Bei Punkt 3, der Verschaltung der eingebauten Steckdose, habe ich testweise mal eine kleine Änderung an der Elektrik vorgenommen. Das sollte man allerdings bleiben lassen.
Jedenfalls funktioniert der Sauger damit so wie ich mir das vorstelle: Ein angeschlossenes Elektrogerät läuft nur im “Slave”-Modus, und der Sauger folgt dem Einschalten eines angeschlossenen Elektrogerätes. Auch der “Nachlauf” funktioniert noch, der Sauger saugt also ein bisschen länger als der Master läuft.
☠ Obacht: Je nach dem wie rum man den Stecker des Saugers in die Wandsteckdose steckt, wird vom Schalter am Staubsauger entweder der Außenleiter, oder der Neutralleiter geschaltet, aber nicht beides! Das ist gefährlich, weil die Steckdose am Staubsauger potenziell immer Strom führt, in allen Schalterstellungen!
Zum Öffnen des WD3P löst man am besten die Steckdose auf der Front und trennt sie von den Kabeln, das erleichtert das Handling. Im Deckel des WD3P findet man sechs Torx Schrauben, nur die vier äußeren sind zu öffnen, die beiden eher zur Mitte hin (Saugkorb) gelegenen kann man drin lassen. Sonst fallen die Innereien auseinander bevor der Patient offen ist.
Für die Änderung habe ich den violetten Draht (der im Original Schwarz verlängert) von seinem Steckplatz am Schalter abgezogen, und mit einer eigenen Abzweigung als Verlängerung von Grau ausgeführt.
Der Schalter ist einfach eingeclippt. Eine Brücke aus schwarzem Draht verbindet zwei der Flachsteckkontakte, auf dem einen davon steckt Blau, auf dem anderen Violett.
Den Violetten habe ich zum Grauen gesteckt, dazu musste ich eine Flachsteckerabzweigung (wie heißt das?) aus meinem Fundus verwenden. Und Schrumpfschlauch damit’s besser hält.
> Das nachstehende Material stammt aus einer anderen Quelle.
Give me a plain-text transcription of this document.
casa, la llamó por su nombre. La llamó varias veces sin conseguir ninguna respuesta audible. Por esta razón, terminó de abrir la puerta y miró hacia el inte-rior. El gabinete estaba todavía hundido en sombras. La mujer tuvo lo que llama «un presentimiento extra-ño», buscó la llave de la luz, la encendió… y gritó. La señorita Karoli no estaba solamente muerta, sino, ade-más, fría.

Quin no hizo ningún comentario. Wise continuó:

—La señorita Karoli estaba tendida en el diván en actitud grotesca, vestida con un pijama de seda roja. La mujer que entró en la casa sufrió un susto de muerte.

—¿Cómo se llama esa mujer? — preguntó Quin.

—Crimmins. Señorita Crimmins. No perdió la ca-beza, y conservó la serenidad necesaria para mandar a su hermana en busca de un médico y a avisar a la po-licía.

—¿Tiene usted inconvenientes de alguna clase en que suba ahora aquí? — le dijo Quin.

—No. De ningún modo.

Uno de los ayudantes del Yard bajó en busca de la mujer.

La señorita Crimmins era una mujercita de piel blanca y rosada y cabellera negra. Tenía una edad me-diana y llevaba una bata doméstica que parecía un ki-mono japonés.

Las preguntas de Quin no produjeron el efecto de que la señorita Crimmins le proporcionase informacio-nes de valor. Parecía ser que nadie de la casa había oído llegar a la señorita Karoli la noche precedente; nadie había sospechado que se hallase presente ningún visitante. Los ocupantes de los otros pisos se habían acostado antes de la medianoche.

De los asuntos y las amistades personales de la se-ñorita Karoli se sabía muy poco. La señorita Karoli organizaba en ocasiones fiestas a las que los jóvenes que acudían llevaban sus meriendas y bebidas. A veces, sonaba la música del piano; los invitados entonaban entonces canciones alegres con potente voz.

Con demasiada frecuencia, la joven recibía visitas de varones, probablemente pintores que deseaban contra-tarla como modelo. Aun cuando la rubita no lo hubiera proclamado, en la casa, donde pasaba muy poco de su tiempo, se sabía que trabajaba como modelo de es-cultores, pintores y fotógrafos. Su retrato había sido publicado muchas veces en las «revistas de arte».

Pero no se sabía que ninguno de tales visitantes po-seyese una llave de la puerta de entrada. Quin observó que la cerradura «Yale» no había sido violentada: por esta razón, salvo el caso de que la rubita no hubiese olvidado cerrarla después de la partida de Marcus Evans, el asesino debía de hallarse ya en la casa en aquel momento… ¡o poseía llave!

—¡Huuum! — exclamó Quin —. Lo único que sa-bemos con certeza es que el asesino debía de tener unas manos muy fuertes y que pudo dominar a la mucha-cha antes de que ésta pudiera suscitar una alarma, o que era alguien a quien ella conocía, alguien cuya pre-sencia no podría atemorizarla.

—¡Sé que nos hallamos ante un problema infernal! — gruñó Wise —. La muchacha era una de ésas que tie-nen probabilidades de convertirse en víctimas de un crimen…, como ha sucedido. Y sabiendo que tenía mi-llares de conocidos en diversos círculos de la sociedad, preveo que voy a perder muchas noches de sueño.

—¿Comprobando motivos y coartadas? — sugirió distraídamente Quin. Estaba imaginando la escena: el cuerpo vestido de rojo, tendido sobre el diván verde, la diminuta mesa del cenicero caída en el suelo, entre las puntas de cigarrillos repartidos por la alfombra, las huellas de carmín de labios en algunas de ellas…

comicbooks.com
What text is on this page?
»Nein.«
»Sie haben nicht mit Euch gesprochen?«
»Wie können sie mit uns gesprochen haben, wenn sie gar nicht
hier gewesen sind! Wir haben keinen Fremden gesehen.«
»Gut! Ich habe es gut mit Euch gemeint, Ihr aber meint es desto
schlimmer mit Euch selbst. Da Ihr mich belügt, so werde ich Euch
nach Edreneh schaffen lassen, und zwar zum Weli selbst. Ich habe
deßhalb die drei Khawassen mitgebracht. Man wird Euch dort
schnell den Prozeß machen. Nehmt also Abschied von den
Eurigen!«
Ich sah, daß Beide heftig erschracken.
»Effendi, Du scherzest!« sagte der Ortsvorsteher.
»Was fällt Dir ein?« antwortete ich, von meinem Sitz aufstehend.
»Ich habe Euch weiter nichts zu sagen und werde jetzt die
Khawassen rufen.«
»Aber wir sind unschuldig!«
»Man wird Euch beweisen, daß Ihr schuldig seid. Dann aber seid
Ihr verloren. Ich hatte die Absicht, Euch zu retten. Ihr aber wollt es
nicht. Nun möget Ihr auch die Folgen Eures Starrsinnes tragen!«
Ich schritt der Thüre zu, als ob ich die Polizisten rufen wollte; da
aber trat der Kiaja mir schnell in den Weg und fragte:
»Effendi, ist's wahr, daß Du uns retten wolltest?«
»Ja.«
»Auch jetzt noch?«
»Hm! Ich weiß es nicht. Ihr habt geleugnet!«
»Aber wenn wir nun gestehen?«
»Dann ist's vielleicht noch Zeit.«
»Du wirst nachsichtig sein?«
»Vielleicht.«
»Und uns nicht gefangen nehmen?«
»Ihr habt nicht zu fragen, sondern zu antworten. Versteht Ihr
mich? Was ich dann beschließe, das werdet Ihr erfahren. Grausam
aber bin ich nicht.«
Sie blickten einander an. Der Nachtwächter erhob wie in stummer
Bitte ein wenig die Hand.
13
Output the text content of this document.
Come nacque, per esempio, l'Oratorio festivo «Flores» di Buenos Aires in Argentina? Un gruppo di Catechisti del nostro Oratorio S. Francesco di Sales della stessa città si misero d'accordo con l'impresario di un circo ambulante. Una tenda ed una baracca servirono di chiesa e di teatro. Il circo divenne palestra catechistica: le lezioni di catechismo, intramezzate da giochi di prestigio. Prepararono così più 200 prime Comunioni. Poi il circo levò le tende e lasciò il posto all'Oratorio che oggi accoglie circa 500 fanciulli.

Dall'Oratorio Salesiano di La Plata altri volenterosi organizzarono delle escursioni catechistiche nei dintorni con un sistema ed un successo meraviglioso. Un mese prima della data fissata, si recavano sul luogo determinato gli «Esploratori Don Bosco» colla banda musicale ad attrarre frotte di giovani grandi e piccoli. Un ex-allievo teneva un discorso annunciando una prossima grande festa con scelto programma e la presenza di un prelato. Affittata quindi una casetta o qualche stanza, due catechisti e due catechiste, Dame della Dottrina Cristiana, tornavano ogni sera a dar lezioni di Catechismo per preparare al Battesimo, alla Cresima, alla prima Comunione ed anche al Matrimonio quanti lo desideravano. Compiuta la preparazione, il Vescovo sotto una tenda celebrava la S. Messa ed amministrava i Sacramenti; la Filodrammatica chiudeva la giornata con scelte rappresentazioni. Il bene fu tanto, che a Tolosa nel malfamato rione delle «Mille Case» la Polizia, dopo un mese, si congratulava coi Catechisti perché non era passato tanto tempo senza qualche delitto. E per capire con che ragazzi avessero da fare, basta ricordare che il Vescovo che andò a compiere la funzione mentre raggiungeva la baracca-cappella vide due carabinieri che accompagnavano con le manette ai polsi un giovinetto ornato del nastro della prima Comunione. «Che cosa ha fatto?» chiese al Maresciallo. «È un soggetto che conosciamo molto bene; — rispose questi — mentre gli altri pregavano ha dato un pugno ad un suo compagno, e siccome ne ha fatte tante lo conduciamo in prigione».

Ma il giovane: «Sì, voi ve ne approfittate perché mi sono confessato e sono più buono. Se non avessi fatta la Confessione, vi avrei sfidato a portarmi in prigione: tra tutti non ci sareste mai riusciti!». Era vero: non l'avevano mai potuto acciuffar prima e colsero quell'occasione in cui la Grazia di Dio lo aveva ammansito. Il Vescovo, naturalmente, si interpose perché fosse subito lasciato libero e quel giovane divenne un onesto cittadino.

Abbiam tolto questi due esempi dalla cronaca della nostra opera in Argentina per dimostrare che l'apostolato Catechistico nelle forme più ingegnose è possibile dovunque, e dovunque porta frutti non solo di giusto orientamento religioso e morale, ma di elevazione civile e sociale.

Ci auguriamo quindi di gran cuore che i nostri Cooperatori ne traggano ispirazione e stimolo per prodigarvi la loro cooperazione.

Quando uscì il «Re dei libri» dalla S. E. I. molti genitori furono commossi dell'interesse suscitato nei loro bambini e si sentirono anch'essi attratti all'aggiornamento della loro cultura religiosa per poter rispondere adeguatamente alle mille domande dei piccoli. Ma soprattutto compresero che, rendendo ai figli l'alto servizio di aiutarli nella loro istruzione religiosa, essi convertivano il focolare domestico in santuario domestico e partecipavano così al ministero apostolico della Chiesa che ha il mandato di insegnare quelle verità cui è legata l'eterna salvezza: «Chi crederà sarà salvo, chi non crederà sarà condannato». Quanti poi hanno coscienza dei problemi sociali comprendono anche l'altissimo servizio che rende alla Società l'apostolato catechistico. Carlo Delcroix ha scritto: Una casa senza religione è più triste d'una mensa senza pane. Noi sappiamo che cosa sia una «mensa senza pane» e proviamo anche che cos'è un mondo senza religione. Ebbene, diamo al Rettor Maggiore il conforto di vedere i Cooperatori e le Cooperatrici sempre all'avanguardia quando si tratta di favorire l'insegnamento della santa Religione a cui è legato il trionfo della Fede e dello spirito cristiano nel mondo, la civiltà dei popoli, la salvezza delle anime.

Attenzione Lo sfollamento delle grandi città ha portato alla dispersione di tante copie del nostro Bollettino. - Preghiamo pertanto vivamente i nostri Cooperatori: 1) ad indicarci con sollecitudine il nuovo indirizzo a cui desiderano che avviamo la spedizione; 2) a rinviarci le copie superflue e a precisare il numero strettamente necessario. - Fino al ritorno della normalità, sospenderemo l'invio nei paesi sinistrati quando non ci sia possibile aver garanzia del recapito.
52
Noch ein Blick auf den Schaltplan. Mit der Schreibweise “L/N” versuche ich anzudeuten dass das sowohl Außen- als auch Neutralleiter sein kann, je nach dem wie man den Stecker des Saugers in die Wandsteckdose steckt. Bei “N/L” isses dann genau umgekehrt.
Die Elektronik ist natürlich komplexer als das hier angedeutete Relais (Nachlauf!), aber wie sie genau funktioniert ist für meine Modifikation unerheblich. Der Wahlschalter verbindet N/L entweder (Grau) vor oder (Rot) nach dem “Relais” der Master/Slave-Schaltung mit dem Motor. Geradezu trivial.
Die Änderung verpflanzt N/L zur Master-Steckdose einfach von der dauerverbundenen Position an eine Stelle die nur im Master/Slave-Modus mit N/L verbunden ist.
Wie auch immer, klar sollte sein, dass man mit einem derart modifizierten Staubsauger alle Garantie-, Sicherheits- oder Haftungsansprüche ins Klo gespült hat.
Und klar sollte auch sein, dass Kärcher mit einem zweipoligen Schalter einen viel besseren Staubsauger hätte bauen können. Oder anders gesagt: Dafuq, Kärcher?